Even after he turned quite old, visiting Chidambaram and us was his favorite activity and he considered that was his foremost duty. He was very close to my mom, given that my dad did not so good at his business. He had felt bad several times to me that he got my mom married to an irresponsible person and that was the biggest mistake he had ever done in his life! I felt bad for thaatha, but I felt worse for appa :( Whenever he plans on outstation tours, he made sure he included me along with my cousins, but he never took money from mom for that whereas all my aunts used to give him. Madurai Meenakshi amman temple was one of the temples I definitely wanted to go and it was only because of him. Not sure otherwise if I would have got to go ever in life. The place that I liked most was the kumbakarai falls at theni that I visited with him. Thaatha had a customer by name 'Rammohan' who was working for Indian bank, theni branch. His house was so close to director Bharathiraja's house and all the 4 days when we stayed there we used to take a walk around that area. There was one old lady whom people claimed the director's mother and the same lady who acted in the movie 'karuthamma'.

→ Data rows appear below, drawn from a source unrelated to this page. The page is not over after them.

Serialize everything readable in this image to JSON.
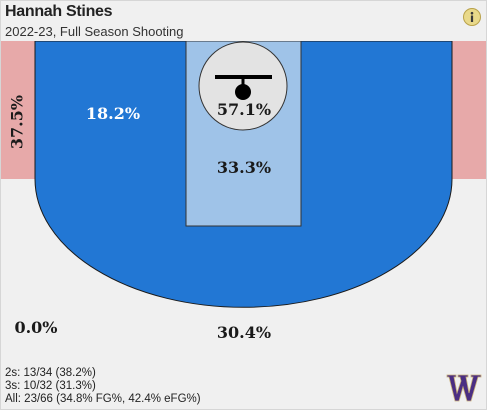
{
  "header": {
    "player_name": "Hannah Stines",
    "subtitle": "2022-23, Full Season Shooting",
    "info_icon": "info-icon"
  },
  "zones": {
    "left_corner_three": "37.5%",
    "left_wing_midrange": "18.2%",
    "at_rim": "57.1%",
    "paint": "33.3%",
    "left_wing_three": "0.0%",
    "top_of_key_three": "30.4%"
  },
  "summary": {
    "twos": "2s: 13/34 (38.2%)",
    "threes": "3s: 10/32 (31.3%)",
    "all": "All: 23/66 (34.8% FG%, 42.4% eFG%)"
  },
  "logo": {
    "name": "team-logo-w",
    "text": "W",
    "color": "#4b2e83"
  },
  "colors": {
    "hot_blue": "#2277d4",
    "paint_blue": "#9fc3e8",
    "rim_gray": "#e3e3e3",
    "corner_pink": "#e7a9a9",
    "three_area": "#f0f0f0"
  }
}
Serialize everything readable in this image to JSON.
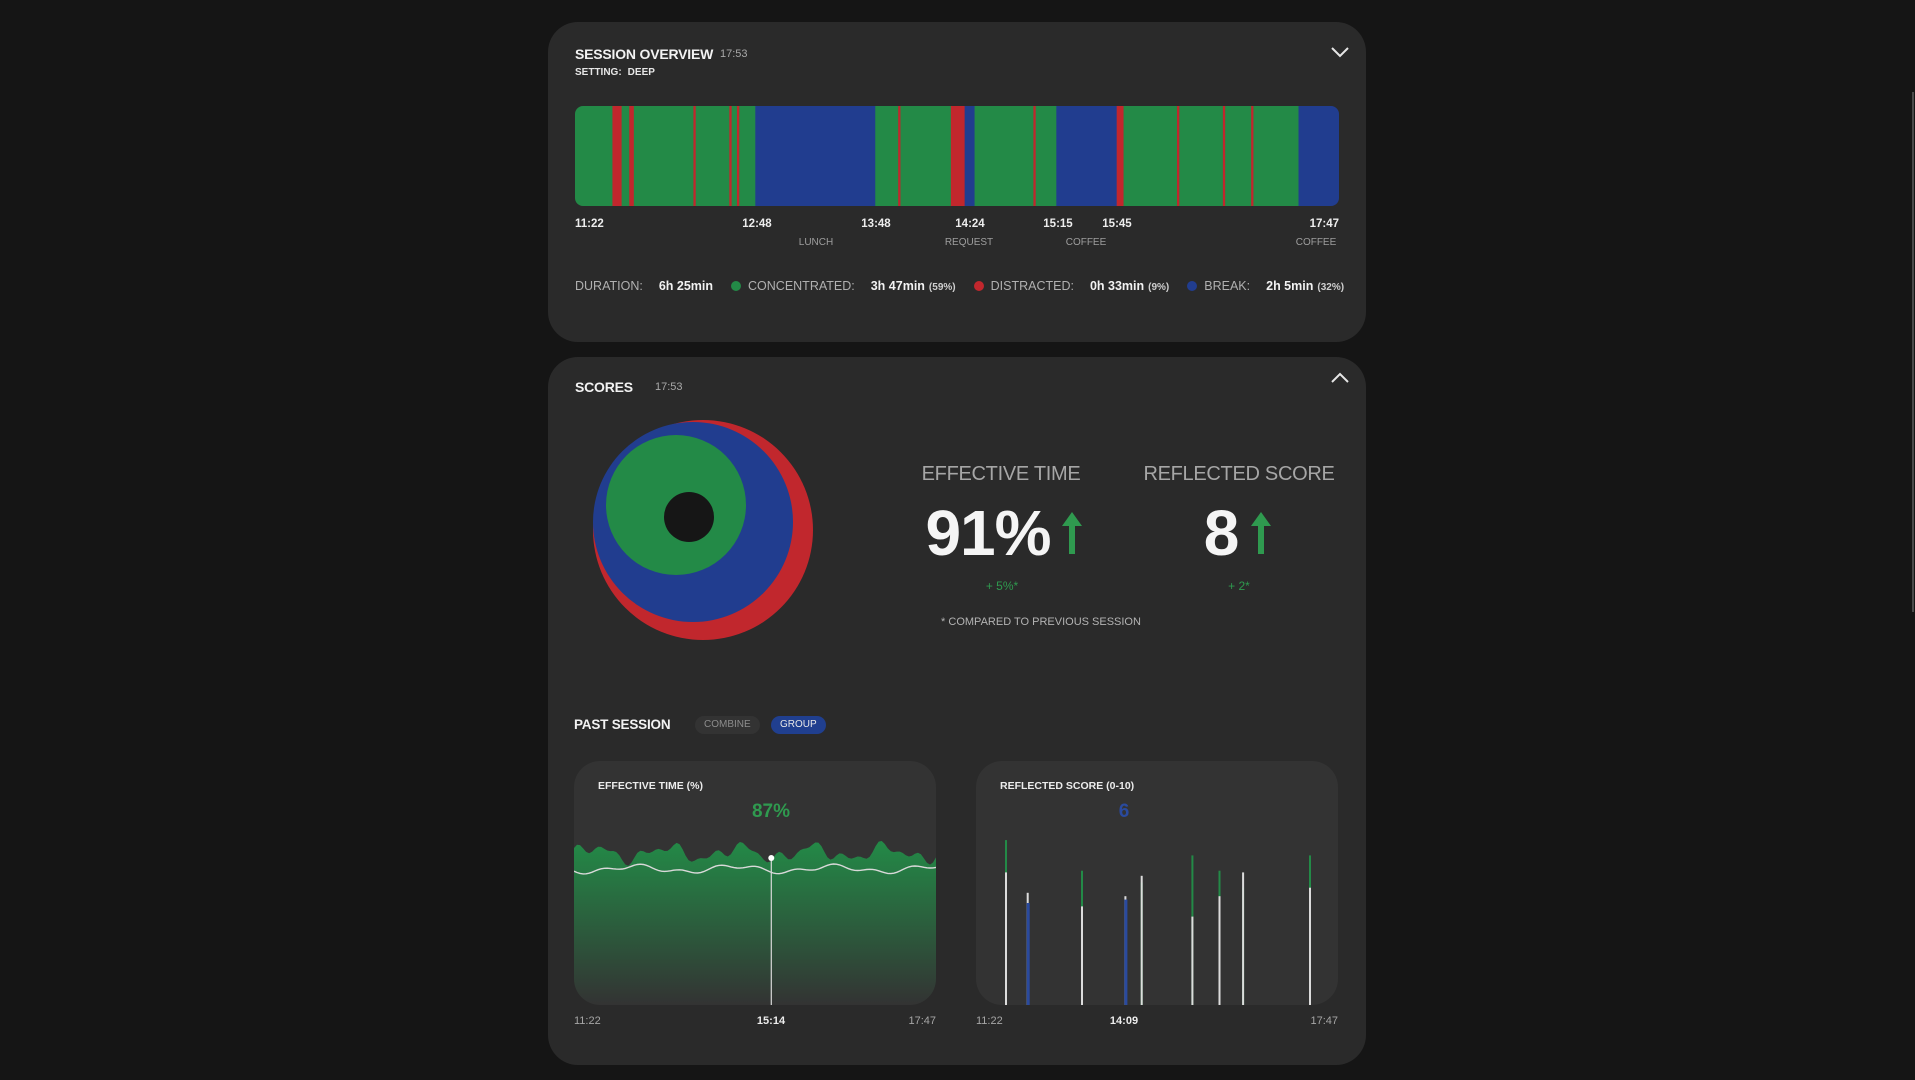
{
  "overview": {
    "title": "SESSION OVERVIEW",
    "time": "17:53",
    "setting_label": "SETTING:",
    "setting_value": "DEEP",
    "ticks": [
      "11:22",
      "12:48",
      "13:48",
      "14:24",
      "15:15",
      "15:45",
      "17:47"
    ],
    "annotations": [
      "LUNCH",
      "REQUEST",
      "COFFEE",
      "COFFEE"
    ],
    "duration_label": "DURATION:",
    "duration_value": "6h 25min",
    "concentrated_label": "CONCENTRATED:",
    "concentrated_value": "3h 47min",
    "concentrated_pct": "(59%)",
    "distracted_label": "DISTRACTED:",
    "distracted_value": "0h 33min",
    "distracted_pct": "(9%)",
    "break_label": "BREAK:",
    "break_value": "2h 5min",
    "break_pct": "(32%)",
    "colors": {
      "concentrated": "#238a47",
      "distracted": "#c1272d",
      "break": "#213d8f"
    },
    "timeline": [
      [
        "c",
        0.0,
        0.049
      ],
      [
        "d",
        0.049,
        0.061
      ],
      [
        "c",
        0.061,
        0.071
      ],
      [
        "d",
        0.071,
        0.077
      ],
      [
        "c",
        0.077,
        0.155
      ],
      [
        "d",
        0.155,
        0.158
      ],
      [
        "c",
        0.158,
        0.202
      ],
      [
        "d",
        0.202,
        0.205
      ],
      [
        "c",
        0.205,
        0.212
      ],
      [
        "d",
        0.212,
        0.215
      ],
      [
        "c",
        0.215,
        0.236
      ],
      [
        "b",
        0.236,
        0.393
      ],
      [
        "c",
        0.393,
        0.423
      ],
      [
        "d",
        0.423,
        0.426
      ],
      [
        "c",
        0.426,
        0.492
      ],
      [
        "d",
        0.492,
        0.51
      ],
      [
        "b",
        0.51,
        0.523
      ],
      [
        "c",
        0.523,
        0.6
      ],
      [
        "d",
        0.6,
        0.603
      ],
      [
        "c",
        0.603,
        0.63
      ],
      [
        "b",
        0.63,
        0.709
      ],
      [
        "d",
        0.709,
        0.718
      ],
      [
        "c",
        0.718,
        0.788
      ],
      [
        "d",
        0.788,
        0.791
      ],
      [
        "c",
        0.791,
        0.848
      ],
      [
        "d",
        0.848,
        0.851
      ],
      [
        "c",
        0.851,
        0.885
      ],
      [
        "d",
        0.885,
        0.888
      ],
      [
        "c",
        0.888,
        0.947
      ],
      [
        "b",
        0.947,
        1.0
      ]
    ]
  },
  "scores": {
    "title": "SCORES",
    "time": "17:53",
    "effective_label": "EFFECTIVE TIME",
    "effective_value": "91%",
    "effective_delta": "+ 5%*",
    "reflected_label": "REFLECTED SCORE",
    "reflected_value": "8",
    "reflected_delta": "+ 2*",
    "footnote": "* COMPARED TO PREVIOUS SESSION",
    "donut": {
      "distracted": 9,
      "break": 32,
      "concentrated": 59
    }
  },
  "past": {
    "title": "PAST SESSION",
    "combine_label": "COMBINE",
    "group_label": "GROUP",
    "effective": {
      "title": "EFFECTIVE TIME (%)",
      "value": "87%",
      "value_color": "#2f9a4f",
      "cursor": 0.545,
      "axis_start": "11:22",
      "axis_mid": "15:14",
      "axis_end": "17:47"
    },
    "reflected": {
      "title": "REFLECTED SCORE (0-10)",
      "value": "6",
      "value_color": "#2a4a9e",
      "axis_start": "11:22",
      "axis_mid": "14:09",
      "axis_end": "17:47",
      "bars": [
        {
          "x": 0.08,
          "green": 0.97,
          "white": 0.78,
          "blue": 0
        },
        {
          "x": 0.14,
          "green": 0,
          "white": 0.66,
          "blue": 0.6
        },
        {
          "x": 0.29,
          "green": 0.79,
          "white": 0.58,
          "blue": 0
        },
        {
          "x": 0.41,
          "green": 0,
          "white": 0.64,
          "blue": 0.62
        },
        {
          "x": 0.455,
          "green": 0.72,
          "white": 0.76,
          "blue": 0
        },
        {
          "x": 0.595,
          "green": 0.88,
          "white": 0.52,
          "blue": 0
        },
        {
          "x": 0.67,
          "green": 0.79,
          "white": 0.64,
          "blue": 0
        },
        {
          "x": 0.735,
          "green": 0.69,
          "white": 0.78,
          "blue": 0
        },
        {
          "x": 0.92,
          "green": 0.88,
          "white": 0.69,
          "blue": 0
        }
      ]
    }
  }
}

Mom feels bad that thaatha had seen us only suffering in life and when we could actually be doing good and better in life, he could not be there with us. She also consoles us and herself saying he is there with much more powers and much closer to God now!
As I mentioned, there is loads and loads to write about him. But I'm stopping it here for I'm not able to wait to read this blog post myself! I wanna see how it has come out!
Amidst those people who just take a few hours to forget the months old friendship in this materialistic world, my thaatha is one person who had taught all of us, me, amma, periyamma and everybody at home, what it takes to be bonded with people in this world. How important is it to love and care for people! Hope I do it atleast to the least bit of extent what he actually wanted me to! I miss you!

** - Puranam says that nadana sabai is where Natarajar and Parvathy had a competition (dance - to be specific bharatanatyam); Parthvathy lost, got angry and became kaali and went and sat at 'oor ellai' (extremity of the town) where they built another temple for her.